I never installed TikTok or Snapchat on my phone, not because I had privacy concerns, but because I hate everything about the format.
The problem with tiktok is not close-source and being centralised. It is being tiktok
My problem with tiktok/reels/shorts is not that they aren't federated. It's the entire format/concept I hate.
They don't have to sell or provide videos to third parties, because they can just do it themselves.
That's the nature of actual federation. It's not private.
Im guessing it's going to be missing all the features that make tiktok popular like duets and pedophilia.
Not interested in the short-video concept. But I like the name, though. Short, sweet, doesn't sound too "techy", not too complicated to pronounce or spell.
Very cool that its federated but to be honest i just dont like this kind of short form content. I ratherd watch a youtube video.
My biggest problem with short form content is I want to pick what I'll watch based on the uploader, title and thumbnail, not be algorithmically fed videos I may or may not be interested in. All of the video providers are going straight for the algorithm so I have zero interest.

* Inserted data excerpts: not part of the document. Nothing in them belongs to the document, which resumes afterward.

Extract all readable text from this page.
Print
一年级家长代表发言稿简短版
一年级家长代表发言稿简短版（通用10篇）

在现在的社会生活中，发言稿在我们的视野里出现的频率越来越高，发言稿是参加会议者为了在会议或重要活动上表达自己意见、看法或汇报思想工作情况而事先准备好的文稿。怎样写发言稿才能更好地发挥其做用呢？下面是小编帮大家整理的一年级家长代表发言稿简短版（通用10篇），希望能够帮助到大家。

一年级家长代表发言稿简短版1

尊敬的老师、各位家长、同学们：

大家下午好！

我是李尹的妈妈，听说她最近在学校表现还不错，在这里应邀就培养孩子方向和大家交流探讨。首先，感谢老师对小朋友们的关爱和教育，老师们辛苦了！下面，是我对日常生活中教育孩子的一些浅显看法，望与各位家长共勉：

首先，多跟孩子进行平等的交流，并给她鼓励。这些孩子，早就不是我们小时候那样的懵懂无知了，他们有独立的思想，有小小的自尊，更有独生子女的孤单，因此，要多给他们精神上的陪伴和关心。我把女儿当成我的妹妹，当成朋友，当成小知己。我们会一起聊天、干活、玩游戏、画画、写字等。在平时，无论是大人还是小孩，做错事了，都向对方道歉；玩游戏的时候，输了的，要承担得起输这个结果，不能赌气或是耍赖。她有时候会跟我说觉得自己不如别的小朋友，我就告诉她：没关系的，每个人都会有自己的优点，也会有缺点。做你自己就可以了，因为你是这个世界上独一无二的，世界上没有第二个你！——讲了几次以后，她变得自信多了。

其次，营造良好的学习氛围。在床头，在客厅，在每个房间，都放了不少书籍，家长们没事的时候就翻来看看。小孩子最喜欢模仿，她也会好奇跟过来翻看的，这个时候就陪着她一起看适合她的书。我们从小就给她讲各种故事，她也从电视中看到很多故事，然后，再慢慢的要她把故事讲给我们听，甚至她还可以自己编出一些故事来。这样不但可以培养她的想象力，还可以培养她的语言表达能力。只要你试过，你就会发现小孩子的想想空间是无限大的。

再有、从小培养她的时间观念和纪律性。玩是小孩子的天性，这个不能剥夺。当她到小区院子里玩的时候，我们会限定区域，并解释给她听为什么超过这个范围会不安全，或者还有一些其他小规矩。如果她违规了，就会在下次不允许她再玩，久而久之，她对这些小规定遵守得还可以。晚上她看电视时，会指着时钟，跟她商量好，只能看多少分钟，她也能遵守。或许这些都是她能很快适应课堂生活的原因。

The algorithm won't know what kind of content I'm in the mood for so I want to be in control to choose. The algorithm also likes to try to feed me content by some creators who aren't worth my time and I don't want to watch one second of their videos
Awesome! This sounds like a much better way for me to share the occasional video of either or both of my dogs being super cute on c/dogs (and on other non-Lemmy forums) than relying on an anonymous YouTube account.
(I may have partially used this post as an excuse to share a video of one of my dogs being super cute.)